Post by The Gentleman on Sept 10, 2013 18:08:25 GMT -8
I once fell from a great height.
It still haunts my dreams sometimes, before (or maybe after, it's hard to tell) something happens. Something important. Something terrible. My eyes close and I'm young again, and all that surrounds me is the sky.
I thought I would be frightened. It seems like I should have been frightened. But instead, for the first time in my life, I felt a great sense of weightlessness. Not just of physicality, but of spirit. The weight of five thousand years of tradition and culture was like an old heavy suit I stepped out of in the plane before I jumped. The air that rushed past was like a cold blade that cut away all of the residue of my life. Who I was, how I had come to be, who I was becoming were all sliced away, leaving only me and the endless blue sky.
It was almost a disappointment when the chute opened. Once again I could feel the weight of life catch hold of me and begin to drag me inexorably down. I can't clearly remember any of the jumps I made, they all bleed together in my mind. The chute opens and I look up to see a blue so deep that I want to pour all of me out into it, but then I look down and I'm plummeting toward a dark earth, covered in shadow. I know that when I land, I will become something else. I will lose something important that I can never get back. There will never again be any innocence left to me. It will all be lost in French and German mud, soaked with the blood of millions.

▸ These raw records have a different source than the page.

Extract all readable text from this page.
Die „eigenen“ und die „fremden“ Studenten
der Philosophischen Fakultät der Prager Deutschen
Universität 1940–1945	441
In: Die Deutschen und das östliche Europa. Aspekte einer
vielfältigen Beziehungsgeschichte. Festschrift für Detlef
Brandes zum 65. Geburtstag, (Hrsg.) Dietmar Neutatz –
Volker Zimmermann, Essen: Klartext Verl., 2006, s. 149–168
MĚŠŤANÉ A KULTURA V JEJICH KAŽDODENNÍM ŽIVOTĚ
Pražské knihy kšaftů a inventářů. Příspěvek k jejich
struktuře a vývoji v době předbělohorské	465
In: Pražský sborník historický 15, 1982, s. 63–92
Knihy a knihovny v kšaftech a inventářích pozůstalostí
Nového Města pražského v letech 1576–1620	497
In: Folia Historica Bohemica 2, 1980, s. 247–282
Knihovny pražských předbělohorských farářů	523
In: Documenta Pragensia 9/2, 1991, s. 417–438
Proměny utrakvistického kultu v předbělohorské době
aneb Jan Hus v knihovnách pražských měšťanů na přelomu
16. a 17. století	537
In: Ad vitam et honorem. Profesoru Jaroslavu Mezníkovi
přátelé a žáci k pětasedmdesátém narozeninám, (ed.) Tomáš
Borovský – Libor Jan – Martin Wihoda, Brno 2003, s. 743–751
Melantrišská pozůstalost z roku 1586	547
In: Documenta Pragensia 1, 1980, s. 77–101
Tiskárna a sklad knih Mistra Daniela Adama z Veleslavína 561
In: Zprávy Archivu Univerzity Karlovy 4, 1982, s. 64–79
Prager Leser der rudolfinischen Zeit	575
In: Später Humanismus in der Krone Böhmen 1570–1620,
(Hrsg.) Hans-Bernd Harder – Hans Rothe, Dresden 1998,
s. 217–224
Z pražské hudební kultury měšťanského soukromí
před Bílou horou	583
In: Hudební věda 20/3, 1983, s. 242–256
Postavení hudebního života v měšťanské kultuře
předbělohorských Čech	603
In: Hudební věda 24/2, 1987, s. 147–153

I had that dream last week. It's why I came back to Seattle. It will probably be why I leave again. The court killed, hands on blades in Elysium, bared fangs everywhere you looked . . . the same as before, every time before. The dominoes fell in their neat line, and I felt almost beyond caring. That frightened me more than the claws and looks of those around me. I'm not old enough for that yet. I can't be. There are still people here I care about, and I'd like to do them a good turn before I need to move on. Before I have the dream again.

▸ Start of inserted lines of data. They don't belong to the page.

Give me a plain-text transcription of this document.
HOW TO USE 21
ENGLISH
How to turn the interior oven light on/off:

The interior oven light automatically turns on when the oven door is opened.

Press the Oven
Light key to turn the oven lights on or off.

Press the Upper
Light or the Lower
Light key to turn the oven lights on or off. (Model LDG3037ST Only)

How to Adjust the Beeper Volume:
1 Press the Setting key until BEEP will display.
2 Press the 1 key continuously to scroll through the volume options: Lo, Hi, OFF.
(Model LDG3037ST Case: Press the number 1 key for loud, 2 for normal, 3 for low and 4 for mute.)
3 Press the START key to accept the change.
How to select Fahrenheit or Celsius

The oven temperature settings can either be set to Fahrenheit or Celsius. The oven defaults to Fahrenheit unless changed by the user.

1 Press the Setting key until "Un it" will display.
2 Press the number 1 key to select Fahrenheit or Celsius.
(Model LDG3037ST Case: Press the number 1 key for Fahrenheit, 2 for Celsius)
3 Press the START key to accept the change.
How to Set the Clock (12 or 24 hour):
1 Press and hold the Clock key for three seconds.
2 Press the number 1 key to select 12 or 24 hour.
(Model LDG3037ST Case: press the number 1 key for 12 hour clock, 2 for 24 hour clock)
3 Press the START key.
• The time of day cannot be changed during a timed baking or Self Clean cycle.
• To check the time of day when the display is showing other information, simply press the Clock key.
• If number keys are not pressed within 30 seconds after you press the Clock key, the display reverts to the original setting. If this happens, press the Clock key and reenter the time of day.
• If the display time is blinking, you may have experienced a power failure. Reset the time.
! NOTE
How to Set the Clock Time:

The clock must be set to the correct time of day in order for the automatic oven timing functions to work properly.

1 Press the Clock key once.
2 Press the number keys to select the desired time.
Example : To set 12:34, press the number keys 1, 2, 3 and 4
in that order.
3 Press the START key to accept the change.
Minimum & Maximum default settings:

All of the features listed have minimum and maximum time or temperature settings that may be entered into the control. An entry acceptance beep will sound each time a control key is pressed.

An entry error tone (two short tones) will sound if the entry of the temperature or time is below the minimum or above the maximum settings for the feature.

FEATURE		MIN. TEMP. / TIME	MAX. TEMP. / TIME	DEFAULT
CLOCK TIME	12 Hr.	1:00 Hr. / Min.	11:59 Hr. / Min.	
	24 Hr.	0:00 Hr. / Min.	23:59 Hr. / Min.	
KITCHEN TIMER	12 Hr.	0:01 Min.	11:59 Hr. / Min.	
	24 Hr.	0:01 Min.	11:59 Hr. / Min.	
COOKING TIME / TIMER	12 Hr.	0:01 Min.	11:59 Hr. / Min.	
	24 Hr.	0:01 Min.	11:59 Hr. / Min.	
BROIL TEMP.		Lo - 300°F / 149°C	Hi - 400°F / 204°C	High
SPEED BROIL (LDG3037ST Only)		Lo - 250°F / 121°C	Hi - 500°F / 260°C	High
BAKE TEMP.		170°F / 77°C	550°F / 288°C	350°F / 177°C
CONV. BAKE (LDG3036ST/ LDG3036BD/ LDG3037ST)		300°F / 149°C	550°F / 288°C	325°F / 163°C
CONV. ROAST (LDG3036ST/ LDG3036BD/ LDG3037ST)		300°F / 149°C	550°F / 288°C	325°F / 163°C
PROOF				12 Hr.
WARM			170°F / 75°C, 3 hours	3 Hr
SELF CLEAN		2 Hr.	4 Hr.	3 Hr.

I'd like to stay, even though I can already feel the sky pulling at me. Seattle may be a hellhole, but it's the closest thing I have to a home. But . . . that color of blue makes me want to close my eyes and dream.
Maybe this will be the time I never hit the ground.

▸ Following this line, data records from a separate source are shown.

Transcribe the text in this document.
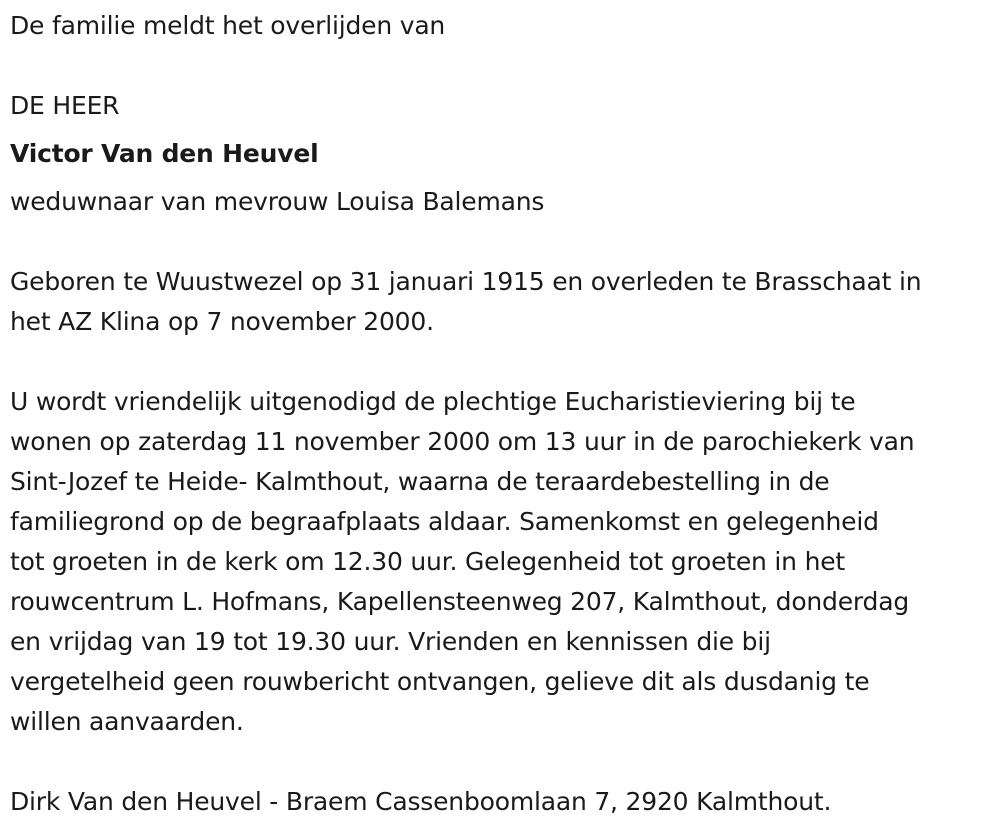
De familie meldt het overlijden van

DE HEER

Victor Van den Heuvel

weduwnaar van mevrouw Louisa Balemans

Geboren te Wuustwezel op 31 januari 1915 en overleden te Brasschaat in
het AZ Klina op 7 november 2000.

U wordt vriendelijk uitgenodigd de plechtige Eucharistieviering bij te
wonen op zaterdag 11 november 2000 om 13 uur in de parochiekerk van
Sint-Jozef te Heide- Kalmthout, waarna de teraardebestelling in de
familiegrond op de begraafplaats aldaar. Samenkomst en gelegenheid
tot groeten in de kerk om 12.30 uur. Gelegenheid tot groeten in het
rouwcentrum L. Hofmans, Kapellensteenweg 207, Kalmthout, donderdag
en vrijdag van 19 tot 19.30 uur. Vrienden en kennissen die bij
vergetelheid geen rouwbericht ontvangen, gelieve dit als dusdanig te
willen aanvaarden.

Dirk Van den Heuvel - Braem Cassenboomlaan 7, 2920 Kalmthout.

It still haunts my dreams sometimes, before (or maybe after, it's hard to tell) something happens. Something important. Something terrible. My eyes close and I'm young again, and all that surrounds me is the sky.
I thought I would be frightened. It seems like I should have been frightened. But instead, for the first time in my life, I felt a great sense of weightlessness. Not just of physicality, but of spirit. The weight of five thousand years of tradition and culture was like an old heavy suit I stepped out of in the plane before I jumped. The air that rushed past was like a cold blade that cut away all of the residue of my life. Who I was, how I had come to be, who I was becoming were all sliced away, leaving only me and the endless blue sky.
It was almost a disappointment when the chute opened. Once again I could feel the weight of life catch hold of me and begin to drag me inexorably down. I can't clearly remember any of the jumps I made, they all bleed together in my mind. The chute opens and I look up to see a blue so deep that I want to pour all of me out into it, but then I look down and I'm plummeting toward a dark earth, covered in shadow. I know that when I land, I will become something else. I will lose something important that I can never get back. There will never again be any innocence left to me. It will all be lost in French and German mud, soaked with the blood of millions.
I had that dream last week. It's why I came back to Seattle. It will probably be why I leave again. The court killed, hands on blades in Elysium, bared fangs everywhere you looked . . . the same as before, every time before. The dominoes fell in their neat line, and I felt almost beyond caring. That frightened me more than the claws and looks of those around me. I'm not old enough for that yet. I can't be. There are still people here I care about, and I'd like to do them a good turn before I need to move on. Before I have the dream again.
I'd like to stay, even though I can already feel the sky pulling at me. Seattle may be a hellhole, but it's the closest thing I have to a home. But . . . that color of blue makes me want to close my eyes and dream.
Maybe this will be the time I never hit the ground.